Zanardi construiu uma carreira sólida no esporte a motor ainda nos anos 1990, quando disputou 41 Grandes Prêmios na Fórmula 1 por equipes como Jordan, Minardi, Lotus e Williams. Seu melhor resultado na categoria foi um sexto lugar no GP do Brasil, em 1993, defendendo a Lotus. Apesar de nunca ter tido um equipamento competitivo para brigar regularmente na frente, seu talento já chamava atenção no paddock.
Foi nos Estados Unidos, porém, que o italiano viveu o auge como piloto. Na IndyCar, tornou-se um dos grandes nomes da categoria ao conquistar dois títulos consecutivos, em 1997 e 1998, pilotando pela Ganassi Racing. Suas atuações marcantes — como a icônica ultrapassagem sobre Bryan Herta na curva do “Saca-rolhas”, em Laguna Seca ajudaram a consolidar sua reputação como um piloto ousado e espetacular em 1996.
Após uma passagem frustrante pela Williams em seu retorno à Fórmula 1, em 1999, Zanardi voltou à IndyCar em 2001. Foi nesse período que sua vida sofreu uma mudança dramática. Durante uma corrida no circuito de Lausitzring, na Alemanha, o italiano sofreu um gravíssimo acidente ao retornar à pista, sendo atingido lateralmente em alta velocidade. O impacto resultou na amputação de suas duas pernas e colocou sua vida em risco.
A recuperação foi longa e desafiadora, mas, fiel à sua personalidade, Zanardi transformou o que poderia ser o fim de sua trajetória em um novo começo. Menos de dois anos após o acidente, ele retornou às pistas em competições de turismo, pilotando carros adaptados.
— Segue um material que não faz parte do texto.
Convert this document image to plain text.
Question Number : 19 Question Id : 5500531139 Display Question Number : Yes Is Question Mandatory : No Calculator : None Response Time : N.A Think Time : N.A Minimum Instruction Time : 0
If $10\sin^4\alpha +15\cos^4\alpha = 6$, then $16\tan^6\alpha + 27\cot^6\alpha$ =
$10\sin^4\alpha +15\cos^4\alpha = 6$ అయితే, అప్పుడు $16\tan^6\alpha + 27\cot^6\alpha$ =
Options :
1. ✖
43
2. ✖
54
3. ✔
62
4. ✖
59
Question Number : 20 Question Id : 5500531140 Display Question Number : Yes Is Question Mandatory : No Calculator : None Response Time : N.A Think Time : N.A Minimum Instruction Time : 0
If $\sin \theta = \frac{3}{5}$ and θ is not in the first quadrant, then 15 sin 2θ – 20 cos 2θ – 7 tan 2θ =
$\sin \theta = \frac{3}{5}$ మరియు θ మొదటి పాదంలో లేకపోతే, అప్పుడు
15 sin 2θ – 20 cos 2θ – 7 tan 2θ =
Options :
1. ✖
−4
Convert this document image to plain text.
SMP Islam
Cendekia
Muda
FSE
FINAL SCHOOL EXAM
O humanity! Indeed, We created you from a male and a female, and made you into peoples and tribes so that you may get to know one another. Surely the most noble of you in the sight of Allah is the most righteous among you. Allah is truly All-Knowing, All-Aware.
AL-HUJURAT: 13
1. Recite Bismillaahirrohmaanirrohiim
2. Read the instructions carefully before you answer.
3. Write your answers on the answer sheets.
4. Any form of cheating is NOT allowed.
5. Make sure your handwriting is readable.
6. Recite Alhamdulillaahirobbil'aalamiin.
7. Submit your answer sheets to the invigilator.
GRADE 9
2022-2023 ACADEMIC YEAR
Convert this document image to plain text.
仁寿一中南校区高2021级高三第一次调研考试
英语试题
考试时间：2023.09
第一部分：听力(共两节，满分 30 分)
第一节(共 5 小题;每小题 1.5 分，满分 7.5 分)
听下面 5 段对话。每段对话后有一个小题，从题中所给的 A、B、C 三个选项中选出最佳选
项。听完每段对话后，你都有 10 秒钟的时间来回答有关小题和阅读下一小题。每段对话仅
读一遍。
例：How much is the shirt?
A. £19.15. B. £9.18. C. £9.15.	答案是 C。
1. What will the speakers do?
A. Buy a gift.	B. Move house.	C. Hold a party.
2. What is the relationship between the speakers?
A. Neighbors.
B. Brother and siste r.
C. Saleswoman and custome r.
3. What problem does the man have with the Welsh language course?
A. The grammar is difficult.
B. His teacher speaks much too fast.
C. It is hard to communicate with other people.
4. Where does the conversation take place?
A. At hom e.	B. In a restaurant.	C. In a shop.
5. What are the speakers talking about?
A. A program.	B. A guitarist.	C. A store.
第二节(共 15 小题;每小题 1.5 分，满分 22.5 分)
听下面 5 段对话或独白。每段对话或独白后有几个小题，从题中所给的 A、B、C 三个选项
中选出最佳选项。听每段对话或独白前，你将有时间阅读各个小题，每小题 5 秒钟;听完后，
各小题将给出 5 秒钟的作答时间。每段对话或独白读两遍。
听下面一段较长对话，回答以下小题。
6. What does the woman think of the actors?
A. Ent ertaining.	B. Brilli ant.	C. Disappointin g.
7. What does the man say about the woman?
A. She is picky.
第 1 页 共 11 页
Sua volta foi marcada por conquistas simbólicas e emocionantes, incluindo vitórias no Campeonato Mundial de Carros de Turismo (WTCC).
Paralelamente, Zanardi encontrou um novo caminho no esporte paralímpico. Dedicando-se ao handcycling, rapidamente se tornou um dos principais nomes da modalidade. Nos Jogos Paralímpicos de Londres 2012, conquistou duas medalhas de ouro e uma de prata. No Rio 2016, ampliou ainda mais seu legado, com mais duas medalhas de ouro e uma de prata, consolidando-se como um dos maiores atletas paralímpicos de sua geração.
Sua trajetória no esporte continuou com conquistas expressivas, incluindo vitórias em maratonas e o recorde mundial no Ironman paralímpico, em 2018. Mesmo após enfrentar um novo acidente grave em 2020, enquanto competia em um evento de handbike na Itália, Zanardi seguiu sendo um símbolo de resistência e inspiração.
Ao longo de sua vida, o italiano também se destacou pelo carisma e pela forma como encarava os desafios. Sempre com bom humor e otimismo, costumava minimizar sua própria condição, destacando a força de outras pessoas em situações ainda mais difíceis. Sua visão sobre a vida e a capacidade de seguir em frente, independentemente das circunstâncias, impactaram fãs, colegas e o esporte como um todo.
A morte de Zanardi gerou comoção no mundo do automobilismo. O CEO da Fórmula 1, Stefano Domenicali, lamentou a perda e destacou o impacto do italiano: “Estou profundamente triste com o falecimento do meu querido amigo Alex Zanardi.”
“Ele foi verdadeiramente uma pessoa inspiradora, como ser humano e como atleta. Guardarei para sempre comigo a sua extraordinária força.”
“Ele enfrentou desafios que teriam parado qualquer um, mas continuou olhando para frente, sempre com um sorriso e uma determinação obstinada que nos inspirou a todos.”
“Embora sua perda seja profundamente sentida, seu legado permanece forte.”
“Neste momento, meus mais sinceros sentimentos e profundas condolências à sua esposa Daniela, seu filho Niccolò, ao restante da família e a todos aqueles que tiveram o privilégio de conhecê-lo.”